Determine Hearing Date
The day the petitioner filed the petition and got a temporary order, a hearing date was set. The hearing date is the day you must attend court to defend against the requested relief. You will want to get sufficient time off from work to attend court as soon as possible. You can find the date of the hearing on the temporary order.
Contact an Attorney
There are many potential issues regarding things like venue, jurisdiction, evidence, notice and local rules that an attorney can assess the importance of in your particular case. Many attorneys give a free initial consultation. You will need to contact an attorney quickly because your hearing is usually two weeks or less from the time you are served, and getting an appointment may be difficult. An attorney can also analyze whether the facts in your case are likely to result in the petitioner succeeding under the law of anti-harassment, help you determine when your response is due, help you prepare an effective response, and help you prepare properly for court.
Determine whether you care if the order is put into place
The petition should detail what the petitioner is seeking. You may not care if the order is put into place. Even if that is the case, it might be wise to attend the hearing so that an order worse than the one requested is not put into place. If you do care if the order is put into place then you need to defend yourself or hire an attorney to help you.
Analyze whether the petitioner has a good case
Just because the petitioner obtained a temporary order does not mean that the court will grant the petitioner a similar order, for a longer period, at the hearing. The petitioner has the burden to prove the elements of harassment by a preponderance of the evidence. The elements the petitioner has to prove include 1) that you acted knowingly and willfully 2) that there was a "course of conduct" 3) that your acts were directed at the petitioner 4) that the acts seriiously alarm, annoy, harass or is detrimental to the petitioner and 5) your acts serve no legitimate or lawful purpose. See RCW 10.14.020(1). Knowing that these are the things the petitioner has to prove, will guide you regarding what information you present. A course of conduct means a series of acts evidencing a continuity of purpose. The petitioner needs to prove not only that the conduct caused the petitioner distress but that it would cause a reasonable person substantial emotional distress
Assess your possible defenses
Of course you will want to testify about what is untrue or inaccurate in the petitioner's rendition of the facts. Are there documents or other witnesses who can verify your version of the facts? If yes, you should consider whether you can present the witness live at the hearing or through a written document called a declaration. Your defenses can include showing that the petitioner did not present enough evidence to establish the previously discussed elements and presenting information to show your acts served a legitimate purpose. In assessing what occurred, the court may consider a) whether the contact was initiated by the respondent or both parties, b) whether the petitioner made it clear no further contact was wanted and c) whether your conduct appears designed to alarm, annoy or harass the petitioner.

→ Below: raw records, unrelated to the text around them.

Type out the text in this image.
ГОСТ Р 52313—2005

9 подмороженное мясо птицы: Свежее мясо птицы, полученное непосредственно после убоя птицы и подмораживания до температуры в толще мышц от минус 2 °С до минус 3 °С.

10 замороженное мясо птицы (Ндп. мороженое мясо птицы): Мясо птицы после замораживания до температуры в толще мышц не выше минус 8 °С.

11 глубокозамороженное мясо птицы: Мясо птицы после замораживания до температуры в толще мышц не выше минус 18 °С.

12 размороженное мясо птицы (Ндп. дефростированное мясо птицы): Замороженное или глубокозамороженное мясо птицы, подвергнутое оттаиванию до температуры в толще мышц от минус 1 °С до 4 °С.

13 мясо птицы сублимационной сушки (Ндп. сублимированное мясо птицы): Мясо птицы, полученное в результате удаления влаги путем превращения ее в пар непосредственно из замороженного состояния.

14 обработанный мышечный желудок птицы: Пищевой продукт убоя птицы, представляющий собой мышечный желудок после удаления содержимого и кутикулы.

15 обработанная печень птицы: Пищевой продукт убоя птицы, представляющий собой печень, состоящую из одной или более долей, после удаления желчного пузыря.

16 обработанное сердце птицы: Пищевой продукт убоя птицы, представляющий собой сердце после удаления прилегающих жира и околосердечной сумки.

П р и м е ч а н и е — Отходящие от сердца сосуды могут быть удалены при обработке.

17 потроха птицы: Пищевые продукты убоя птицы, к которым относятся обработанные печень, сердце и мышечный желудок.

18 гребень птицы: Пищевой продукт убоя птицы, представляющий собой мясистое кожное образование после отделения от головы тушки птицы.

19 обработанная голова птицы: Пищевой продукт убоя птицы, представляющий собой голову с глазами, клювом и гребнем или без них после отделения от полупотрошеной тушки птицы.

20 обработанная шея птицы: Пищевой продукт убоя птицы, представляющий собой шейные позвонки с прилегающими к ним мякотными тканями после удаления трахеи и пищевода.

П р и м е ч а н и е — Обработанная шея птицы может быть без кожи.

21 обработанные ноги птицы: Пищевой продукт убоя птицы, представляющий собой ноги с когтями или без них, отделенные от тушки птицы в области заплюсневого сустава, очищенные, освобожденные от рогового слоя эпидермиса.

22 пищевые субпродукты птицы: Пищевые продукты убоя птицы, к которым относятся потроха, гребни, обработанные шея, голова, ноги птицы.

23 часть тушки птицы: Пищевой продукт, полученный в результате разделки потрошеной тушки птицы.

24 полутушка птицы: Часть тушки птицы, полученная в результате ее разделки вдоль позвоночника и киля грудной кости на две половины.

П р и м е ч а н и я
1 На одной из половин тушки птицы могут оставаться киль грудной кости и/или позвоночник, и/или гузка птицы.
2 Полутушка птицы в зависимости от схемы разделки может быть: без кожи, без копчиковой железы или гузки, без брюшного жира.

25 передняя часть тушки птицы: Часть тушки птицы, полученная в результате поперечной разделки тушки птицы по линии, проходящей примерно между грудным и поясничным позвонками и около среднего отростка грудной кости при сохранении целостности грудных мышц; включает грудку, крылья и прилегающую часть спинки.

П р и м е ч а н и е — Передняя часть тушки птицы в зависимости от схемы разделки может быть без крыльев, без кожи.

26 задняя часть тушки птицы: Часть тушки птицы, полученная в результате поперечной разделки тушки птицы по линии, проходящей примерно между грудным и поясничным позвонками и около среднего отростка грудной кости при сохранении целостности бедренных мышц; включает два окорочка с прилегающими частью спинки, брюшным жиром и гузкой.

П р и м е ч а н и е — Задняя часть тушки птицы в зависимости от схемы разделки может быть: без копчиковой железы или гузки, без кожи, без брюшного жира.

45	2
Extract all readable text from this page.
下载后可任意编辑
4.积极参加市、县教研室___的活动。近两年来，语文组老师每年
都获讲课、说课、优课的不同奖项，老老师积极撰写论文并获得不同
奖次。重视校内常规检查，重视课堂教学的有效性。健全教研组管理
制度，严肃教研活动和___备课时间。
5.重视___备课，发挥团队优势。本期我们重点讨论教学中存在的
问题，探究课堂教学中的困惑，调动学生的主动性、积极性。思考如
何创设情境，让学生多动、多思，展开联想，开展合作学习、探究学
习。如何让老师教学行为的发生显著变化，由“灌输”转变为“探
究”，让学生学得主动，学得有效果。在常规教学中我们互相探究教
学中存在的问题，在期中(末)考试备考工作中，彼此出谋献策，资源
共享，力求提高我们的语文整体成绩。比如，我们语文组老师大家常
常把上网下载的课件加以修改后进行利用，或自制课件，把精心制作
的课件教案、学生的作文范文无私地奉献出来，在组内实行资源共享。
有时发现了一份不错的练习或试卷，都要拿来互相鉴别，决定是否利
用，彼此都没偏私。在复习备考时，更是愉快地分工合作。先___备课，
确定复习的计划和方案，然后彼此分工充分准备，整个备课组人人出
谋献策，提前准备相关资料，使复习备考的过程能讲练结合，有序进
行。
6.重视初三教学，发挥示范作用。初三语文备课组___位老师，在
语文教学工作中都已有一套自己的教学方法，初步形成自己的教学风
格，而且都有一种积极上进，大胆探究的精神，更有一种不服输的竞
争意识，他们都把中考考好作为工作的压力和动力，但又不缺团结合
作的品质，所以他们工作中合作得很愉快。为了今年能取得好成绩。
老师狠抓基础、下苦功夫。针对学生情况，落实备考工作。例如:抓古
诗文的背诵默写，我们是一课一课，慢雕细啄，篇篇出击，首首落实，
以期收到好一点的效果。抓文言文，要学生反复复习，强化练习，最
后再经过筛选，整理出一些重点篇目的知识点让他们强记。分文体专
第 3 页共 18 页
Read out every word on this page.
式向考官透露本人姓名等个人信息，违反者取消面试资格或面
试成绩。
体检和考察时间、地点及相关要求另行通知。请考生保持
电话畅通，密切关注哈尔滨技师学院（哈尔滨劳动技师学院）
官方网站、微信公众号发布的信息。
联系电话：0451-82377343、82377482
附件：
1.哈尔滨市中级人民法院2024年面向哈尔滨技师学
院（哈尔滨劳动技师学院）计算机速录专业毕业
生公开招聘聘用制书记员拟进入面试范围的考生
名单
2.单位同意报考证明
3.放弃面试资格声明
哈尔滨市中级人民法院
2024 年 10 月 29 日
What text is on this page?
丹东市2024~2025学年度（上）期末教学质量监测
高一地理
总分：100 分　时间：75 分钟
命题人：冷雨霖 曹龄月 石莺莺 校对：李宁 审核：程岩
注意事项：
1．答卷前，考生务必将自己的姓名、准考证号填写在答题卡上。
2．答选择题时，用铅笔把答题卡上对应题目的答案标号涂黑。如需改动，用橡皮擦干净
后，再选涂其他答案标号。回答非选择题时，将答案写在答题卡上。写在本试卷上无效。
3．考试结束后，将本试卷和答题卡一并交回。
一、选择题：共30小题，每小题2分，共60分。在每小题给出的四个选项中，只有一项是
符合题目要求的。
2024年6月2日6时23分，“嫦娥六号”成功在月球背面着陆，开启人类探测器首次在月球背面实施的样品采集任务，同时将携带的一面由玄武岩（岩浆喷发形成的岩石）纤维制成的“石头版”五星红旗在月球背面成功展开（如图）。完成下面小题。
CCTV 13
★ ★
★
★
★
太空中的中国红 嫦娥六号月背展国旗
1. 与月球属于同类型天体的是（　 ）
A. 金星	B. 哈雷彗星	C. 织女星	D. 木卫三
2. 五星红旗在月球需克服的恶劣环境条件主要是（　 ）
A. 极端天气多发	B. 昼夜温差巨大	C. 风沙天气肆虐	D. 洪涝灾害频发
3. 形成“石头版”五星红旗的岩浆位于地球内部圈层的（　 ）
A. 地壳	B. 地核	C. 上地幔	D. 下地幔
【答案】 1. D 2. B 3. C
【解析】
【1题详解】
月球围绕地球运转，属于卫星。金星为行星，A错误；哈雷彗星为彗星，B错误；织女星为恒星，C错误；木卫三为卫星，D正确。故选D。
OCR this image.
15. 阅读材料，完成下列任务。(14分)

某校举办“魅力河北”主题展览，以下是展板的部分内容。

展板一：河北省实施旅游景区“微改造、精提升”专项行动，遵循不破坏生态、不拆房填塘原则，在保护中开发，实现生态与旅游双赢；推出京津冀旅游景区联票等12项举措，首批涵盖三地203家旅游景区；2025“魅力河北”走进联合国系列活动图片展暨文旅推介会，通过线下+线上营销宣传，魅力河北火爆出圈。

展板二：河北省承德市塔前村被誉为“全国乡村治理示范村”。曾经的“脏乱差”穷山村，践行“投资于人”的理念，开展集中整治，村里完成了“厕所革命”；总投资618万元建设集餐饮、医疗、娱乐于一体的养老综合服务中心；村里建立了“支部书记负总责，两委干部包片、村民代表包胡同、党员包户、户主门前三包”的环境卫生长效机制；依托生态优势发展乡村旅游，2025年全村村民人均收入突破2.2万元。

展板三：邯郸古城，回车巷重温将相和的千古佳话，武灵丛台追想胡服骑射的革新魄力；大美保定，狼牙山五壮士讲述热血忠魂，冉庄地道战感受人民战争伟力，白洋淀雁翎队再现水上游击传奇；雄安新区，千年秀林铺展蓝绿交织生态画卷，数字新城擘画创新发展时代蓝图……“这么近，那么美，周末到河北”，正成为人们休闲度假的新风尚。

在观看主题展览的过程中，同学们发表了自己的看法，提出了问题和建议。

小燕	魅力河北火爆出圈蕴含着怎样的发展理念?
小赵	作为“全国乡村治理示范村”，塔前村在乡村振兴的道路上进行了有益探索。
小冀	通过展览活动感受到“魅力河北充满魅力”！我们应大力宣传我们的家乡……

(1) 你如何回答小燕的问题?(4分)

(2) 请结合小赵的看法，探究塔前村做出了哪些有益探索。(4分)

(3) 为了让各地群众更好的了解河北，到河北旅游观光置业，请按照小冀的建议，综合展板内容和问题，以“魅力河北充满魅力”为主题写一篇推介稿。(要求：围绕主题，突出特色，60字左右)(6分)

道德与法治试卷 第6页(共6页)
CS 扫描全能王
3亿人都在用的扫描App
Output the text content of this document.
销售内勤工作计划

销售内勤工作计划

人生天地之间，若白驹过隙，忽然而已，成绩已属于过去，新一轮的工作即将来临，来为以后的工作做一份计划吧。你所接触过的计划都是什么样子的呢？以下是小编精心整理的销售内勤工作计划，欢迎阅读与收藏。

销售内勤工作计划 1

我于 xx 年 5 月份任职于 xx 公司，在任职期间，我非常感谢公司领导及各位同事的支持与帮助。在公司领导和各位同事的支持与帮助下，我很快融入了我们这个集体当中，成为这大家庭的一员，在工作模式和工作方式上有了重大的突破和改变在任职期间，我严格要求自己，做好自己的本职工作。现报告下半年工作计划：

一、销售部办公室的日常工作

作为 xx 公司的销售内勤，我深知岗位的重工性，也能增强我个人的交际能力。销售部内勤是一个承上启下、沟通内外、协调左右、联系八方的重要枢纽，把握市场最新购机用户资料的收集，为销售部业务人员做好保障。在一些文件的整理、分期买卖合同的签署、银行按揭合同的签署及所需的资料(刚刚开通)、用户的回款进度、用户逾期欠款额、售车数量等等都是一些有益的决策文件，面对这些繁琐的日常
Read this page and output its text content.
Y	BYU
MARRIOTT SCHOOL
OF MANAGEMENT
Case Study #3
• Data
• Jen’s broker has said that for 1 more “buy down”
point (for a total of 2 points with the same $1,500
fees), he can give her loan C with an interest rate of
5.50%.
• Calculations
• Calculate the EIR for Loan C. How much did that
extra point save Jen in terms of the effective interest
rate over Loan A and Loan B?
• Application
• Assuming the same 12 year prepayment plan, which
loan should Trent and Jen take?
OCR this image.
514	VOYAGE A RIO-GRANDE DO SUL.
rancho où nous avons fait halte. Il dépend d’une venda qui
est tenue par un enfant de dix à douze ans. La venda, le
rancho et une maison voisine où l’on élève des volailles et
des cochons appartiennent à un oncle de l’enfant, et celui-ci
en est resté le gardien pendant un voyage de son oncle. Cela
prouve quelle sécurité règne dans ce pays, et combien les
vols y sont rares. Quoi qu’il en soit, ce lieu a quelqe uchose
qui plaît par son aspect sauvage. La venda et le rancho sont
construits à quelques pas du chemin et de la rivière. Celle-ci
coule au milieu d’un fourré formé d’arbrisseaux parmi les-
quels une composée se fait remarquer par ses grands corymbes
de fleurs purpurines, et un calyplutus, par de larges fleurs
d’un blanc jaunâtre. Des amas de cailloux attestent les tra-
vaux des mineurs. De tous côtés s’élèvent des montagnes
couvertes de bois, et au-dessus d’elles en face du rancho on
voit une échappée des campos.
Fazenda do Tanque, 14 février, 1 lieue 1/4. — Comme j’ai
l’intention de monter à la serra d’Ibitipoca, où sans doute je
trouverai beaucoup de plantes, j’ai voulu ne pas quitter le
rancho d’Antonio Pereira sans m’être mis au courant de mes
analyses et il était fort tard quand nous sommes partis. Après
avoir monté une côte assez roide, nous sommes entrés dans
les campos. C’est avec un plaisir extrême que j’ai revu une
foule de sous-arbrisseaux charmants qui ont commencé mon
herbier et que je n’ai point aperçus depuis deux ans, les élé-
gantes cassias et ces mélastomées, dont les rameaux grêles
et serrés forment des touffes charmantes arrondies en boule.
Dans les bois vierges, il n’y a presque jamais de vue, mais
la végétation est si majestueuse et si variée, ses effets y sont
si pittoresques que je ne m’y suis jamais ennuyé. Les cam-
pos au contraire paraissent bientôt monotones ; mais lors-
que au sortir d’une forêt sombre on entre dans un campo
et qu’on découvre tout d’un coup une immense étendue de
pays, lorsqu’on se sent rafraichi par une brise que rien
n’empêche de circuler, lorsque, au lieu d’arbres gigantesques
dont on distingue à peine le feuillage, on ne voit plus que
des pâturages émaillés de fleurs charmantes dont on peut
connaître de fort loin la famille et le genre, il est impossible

Respond in writing to petition
Many respondents do not respond to the allegations in writing. It is easier to be clear in writing. You should carefully refute anything that is untrue or inaccurate. It is best to get your points across in as many ways as possible, by a written testimony and by your oral testimony at the hearing. The written information should declare under penalty of perjury under the laws of the State of Washington that it is true and of course it should be true. It may be wise to give some background. You may want an attorney to review the writing so it is logical, concise, does not make your case worse and does not contain hearsay or have other evidentary problems.
Draft a motion regarding evidence
The rules of evidence need not apply to these hearings but the court may apply the rules of evidence. See ER 1101(c)(4). Depending on what the petitioner presented to obtain the tempoary order, you may consider a written motion to ask the court to apply the rules of evidence and the bases you have for excluding information. You will probably need to have an attorney help you with this step.
Prepare for court
Court is a scary situation for untrained people. You should practice what you're going to say. One of the hardest things is not saying things that make the situation worse. Also difficult, is being able to hear and respond to new and unexpected information the petitioner brings up unexpectedly at the hearing. You should dress up, think about your non-verbal communication and not show your anger, frustration and disgust. Many times respondents interrupt the judge, speak when it is not their turn, shake their heads and generally act disrespectfully of the court or the petitioner. Often, this behavior influences the judge unconsciously and sabotages your likelihood of success.
File a timely appeal
If you do not like the decision at the hearing, you can ask that judicial officer to reconsider. If the judicial officer is a commissioner, you can ask for the matter to be reviewed by a judge. You can appeal to the court of appeals. However, you have severe time limits for all of these steps and so you should investigate your appeal options immediately after the hearing. Of course, your chances of success on appeal, depend a great deal on how well you prepared for and performed at the hearing.